Le code minier a été modifié récemment, en faveur des exploitants. Quelle est la situation aujourd’hui ? Bien sûr, un habitant peut toujours faire un procès à un exploitant qui viendrait travailler sur son terrain, mais avec peu d’espoir, puisque le code minier reste géré par l’Etat, et que ce dernier semble prendre parti pour les exploitants.

Un compromis pour une exploitation plus propre, avec plus de garanties, est-il possible ? Il faut bien veiller à distinguer deux débats : celui des forages par fracturation, aujourd’hui, en Ardèche, et celui des choix énergétiques à long terme. Pour le premier, la population des zones concernées semble s’accorder pour penser que les techniques actuelles ne sont pas assez propres pour une zone aussi peuplée, aussi agricole, aussi touristique que l’Ardèche. En revanche, le débat énergétique doit être mené d’ici à quelques années, afin d’arbitrer entre le nucléaire, l’éolien, le gaz. Mais sur ce sujet, VdB reconnait avec bon sens n’être pas compétente. En tout cas, le débat sur de nouveaux forages en Ardèche, qui est très affectif, puisqu’il concerne directement la vie des habitants, ne peut être projeté sur le débat futur de l’énergie.

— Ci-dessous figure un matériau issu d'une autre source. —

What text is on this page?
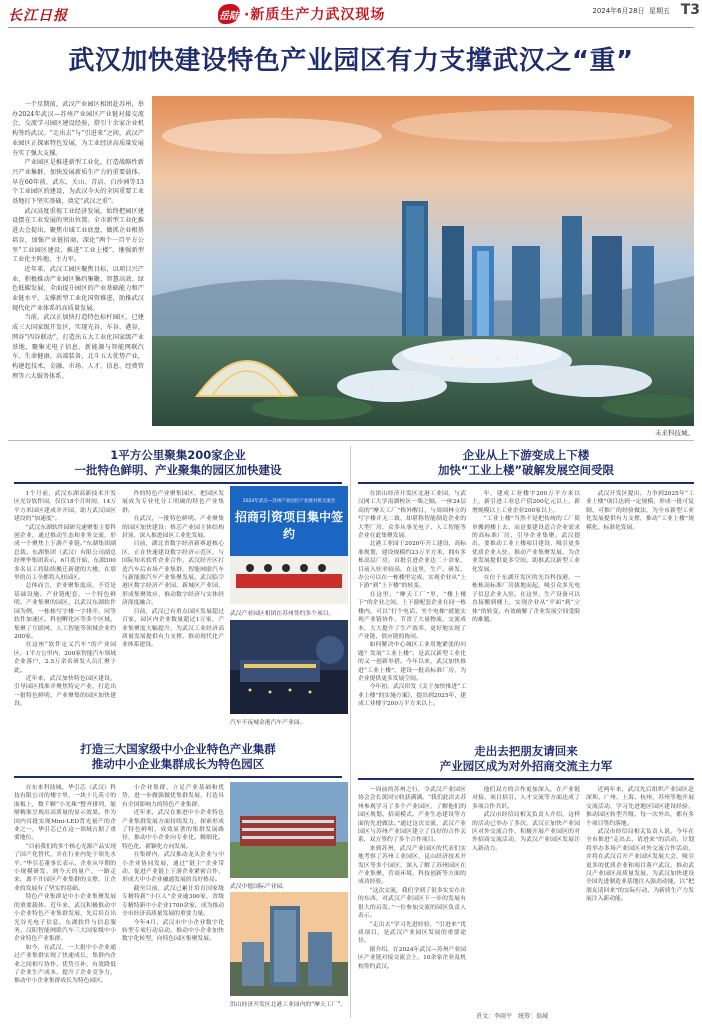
长江日报	岳陆 ·新质生产力武汉现场	2024年6月28日 星期五 T3
武汉加快建设特色产业园区有力支撑武汉之“重”

一个星期前，武汉产业园区相团赴苏州，举办2024年武汉—苏州产业园区产业链对接交流会，交流学习园区建设经验，搭引十余家企业机构签约武汉。“走出去”与“引进来”之间，武汉产业园区正探索特色发展，为工业经济高质量发展夯实了强大支撑。

产业园区是推进新型工业化，打造战略性新兴产业集群、加快发展新质生产力的重要载体。早在60年前，武东、关山、青店、白沙洲等13个工业园区的建设，为武汉今天的全国重要工业基地打下坚实基础，奠定“武汉之重”。

武汉高度重视工业经济发展，始终把园区建设摆在工业发展的突出位置。全市新型工业化推进大会提出，聚焦市域工业底盘，做抓企业根基培育，加强产业链招商，深化“两个一百平方公里”工业园区建设，推进“工业上楼”，继强新型工业化主阵地、主力军。

近年来，武汉工园区聚焦目标，以项目兴产业，积极推动产业园区集约集聚、智慧高效、绿色低碳发展，全面提升园区的产业基础能力和产业链水平，支撑新型工业化国资推进，助推武汉现代化产业体系的高质量发展。

当前，武汉正加快打造特色标杆园区，已建成三大国家级开发区，实现光谷、车谷、港谷、网谷“四谷联动”，打造出五大工业化国家级产业基地，聚集光电子信息、新能源与智能网联汽车、生命健康、高端装备、北斗五大优势产业，构建起技术、金融、市场、人才、信息、经费管理等六大服务体系。

未来科技城。
1平方公里聚集200家企业
一批特色鲜明、产业聚集的园区加快建设

1个月前，武汉东湖高新技术开发区光谷软件园，仅仅18个月时间，14万平方米园区建成并开园，助力武汉园区建设的“加速度”。

“武汉东湖软件园研究速聚集主要科创企业，通过推动生态和业务交流，形成一个聚焦上下游产业链。”东湖集团副总裁、东湖集团（武汉）有限公司副总经理李集团表示，6月底开始，东湖300多名员工将陆续搬迁新建的大楼，在那里的员工全都将入驻园区。

总体而言，企业聚集度高，不管是基础设施、产业链配套，一个特色鲜明、产业集聚的园区，以武汉东湖软件园为例，一栋栋写字楼一字排开，同等软件加速区、科创孵化区等多个区域，集聚了互联网、人工智能等领域企业约200家。

在这座“软件定义汽车”的产业园区，1平方公里内，200家智能汽车领域企业落户，2.5万余名研发人员汇聚于此。

近年来，武汉加快特色园区建设，引导园区找准并聚焦特定产业，打造出一批特色鲜明、产业聚集的园区加快建设。

作的特色产业聚集园区，把园区发展成为专业化分工明确的特色产业集群。

在武汉，一批特色鲜明、产业聚集的园区加快建设：格芯产业园主体结构封顶，深入推进园区工业化发展。

目前，湖北省数字经济新赛道核心区，正在快速建设数字经济示范区，与国际知名软件企业合作。武汉经开区打造汽车后市场产业集群，智能网联汽车与新能源汽车产业集聚发展。武汉临空港区数字经济产业园、新城区产业园，形成集聚效应，推动数字经济与实体经济深度融合。

目前，武汉已有重点园区发展超过百家，园区内企业数量超过1万家，产业集聚度大幅提升，为武汉工业经济高质量发展提供有力支撑，推动现代化产业体系建设。

2024年武汉—苏州产业园区产业链对接交流会
招商引资项目集中签约
武汉产业园区相团在苏州签约多个项目。
汽车不夜城金港汽车产业园。
打造三大国家级中小企业特色产业集群
推动中小企业集群成长为特色园区

在东来科技城，华引芯（武汉）科技有限公司的楼宇里，一块十几英寸的面板上，数千颗“小光珠”整齐排列，能够精准呈现出高质量的显示效果。作为国内首批实现Mini-LED背光量产的企业之一，华引芯已在这一领域占据了重要地位。

“目前我们的多个核心光源产品实现了国产化替代，并在行业内处于领先水平。”华引芯董事长表示，企业从早期的小规模研发，到今天的量产，一路走来，离不开园区产业集群的支撑，让企业的发展有了坚实的基础。

特色产业集群是中小企业集聚发展的重要载体。近年来，武汉积极推动中小企业特色产业集群发展，先后培育出光谷光电子信息、东湖软件与信息服务、汉阳智能网联汽车三大国家级中小企业特色产业集群。

如今，在武汉，一大批中小企业通过产业集群实现了快速成长，集群内企业之间相互协作、优势互补，有效降低了企业生产成本，提升了企业竞争力，推动中小企业集群成长为特色园区。

小企业集群，立足产业基础和优势，进一步做强做优集群发展，打造具有全国影响力的特色产业集群。

近年来，武汉在推进中小企业特色产业集群发展方面持续发力，探索形成了特色鲜明、成效显著的集群发展路径，推动中小企业向专业化、精细化、特色化、新颖化方向发展。

在集群内，武汉推动龙头企业与中小企业协同发展，通过“链主”企业带动，促进产业链上下游企业紧密合作，形成大中小企业融通发展的良好格局。

截至目前，武汉已累计培育国家级专精特新“小巨人”企业逾300家，省级专精特新中小企业1700余家，成为推动全市经济高质量发展的重要力量。

今年4月，武汉市中小企业数字化转型专项行动启动，推动中小企业加快数字化转型，向特色园区集聚发展。

武汉中德国际产业园。
洪山经济开发区北港工业园内的“摩天工厂”。
企业从上下游变成上下楼
加快“工业上楼”破解发展空间受限

在浓山经济开发区北港工业园，与武汉网工大学南湖校区一墙之隔，一座24层高的“摩天工厂”格外醒目，与周围林立的写字楼并无二致，却堪称智能制造企业的大型厂房，众多从事光电子、人工智能等企业在此集聚发展。

北港工业园于2020年开工建设，高标准规划，建设规模约23万平方米，拥有多栋高层厂房，首批引进企业达二十余家，目前入驻率较高。在这里，生产、研发、办公可以在一栋楼里完成，实现企业从“上下游”到“上下楼”的转变。

在这里，“摩天工厂”里，“楼上楼下”的企业之间，上下游配套企业在同一栋楼内，可以“打个电话、坐个电梯”就能实现产业链协作，节省了大量物流、交流成本，大大提升了生产效率，更好地实现了产业链、供应链的协同。

如何解决中心城区工业用地紧张的问题？发展“工业上楼”，是武汉新型工业化的又一创新举措。今年以来，武汉加快推进“工业上楼”，建设一批高标准厂房，为企业提供更多发展空间。

今年初，武汉印发《关于加快推进“工业上楼”的实施方案》，提出到2025年，建成工业楼宇200万平方米以上。

年，建成工业楼宇200万平方米以上，新引进工业总产值200亿元以上，新增规模以上工业企业200家以上。

“工业上楼”当然不是把传统的工厂简单搬到楼上去，而是要建设适合企业需求的高标准厂房，引导企业集聚。武汉提出，要推动工业上楼项目建设，吸引更多优质企业入驻，推动产业集聚发展，为企业发展提供更多空间，助推武汉新型工业化发展。

在位于东湖开发区的光谷科技港，一栋栋高标准厂房拔地而起，吸引众多光电子信息企业入驻。在这里，生产设备可以直接搬到楼上，实现企业从“平面”到“立体”的转变，有效破解了企业发展空间受限的难题。

武汉开发区提出，力争到2025年“工业上楼”项目达到一定规模，形成一批可复制、可推广的经验做法，为全市新型工业化发展提供有力支撑，推动“工业上楼”规模化、标准化发展。

走出去把朋友请回来
产业园区成为对外招商交流主力军

一周前的苏州之行，令武汉产业园区协会会长黄国宝收获满满。“我们此次去苏州参观学习了多个产业园区，了解他们的园区规划、招商模式、产业生态建设等方面的先进做法。”通过这次交流，武汉产业园区与苏州产业园区建立了良好的合作关系，双方签约了多个合作项目。

来到苏州，武汉产业园区的代表们实地考察了苏州工业园区、昆山经济技术开发区等多个园区，深入了解了苏州园区在产业集聚、营商环境、科技创新等方面的成功经验。

“这次交流，我们学到了很多实实在在的东西，对武汉产业园区下一步的发展有很大的启发。”一位参加交流的园区负责人表示。

“走出去”学习先进经验，“引进来”优质项目，是武汉产业园区发展的重要途径。

据介绍，在2024年武汉—苏州产业园区产业链对接交流会上，10余家企业及机构签约武汉。

他们双方的合作更加深入，在产业链对接、项目招引、人才交流等方面达成了多项合作共识。

武汉市经信局相关负责人介绍，这样的活动已举办了多次，武汉正加快产业园区对外交流合作，积极开展产业园区的对外招商交流活动，为武汉产业园区发展注入新动力。

近两年来，武汉先后组织产业园区赴深圳、广州、上海、杭州、苏州等地开展交流活动，学习先进地区园区建设经验，推动园区转型升级。每一次外出，都有多个项目签约落地。

武汉市经信局相关负责人说，今年在全市推进“走出去、请进来”的活动，计划将举办多场产业园区对外交流合作活动，并将在武汉召开产业园区发展大会，吸引更多的优质企业和项目落户武汉，推动武汉产业园区高质量发展，为武汉加快建设全国先进制造业基地注入强劲动能，以“把朋友请回来”的实际行动，为新质生产力发展注入新动能。

責文：李雨平　统筹：翁城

Pour finir, quels sont les moyens d’action de la commune pour protéger son territoire d’une exploitation abusive ? Tout simplement, les habitants s’opposeront à n’importe quelle intrusion sur la commune, même autorisée par l’état, même s’il ne s’agit que d’exploration. Un réseau de numéros de téléphone a été mis en place, pour bloquer la route si des camions arrivent. En effet, la prochaine étape attendue est l’arrivée de camions pour des études sismiques. En conclusion, la mobilisation des habitants est très importante, elle n’est pas encore essoufflée à ce jour (mars 2011), et elle envisage d’autres moyens qui lui permettront de tenir sur la durée. Il faut éviter à tout prix que l’exploitant n’arrive à ses fins en attendant un essoufflement de la contestation.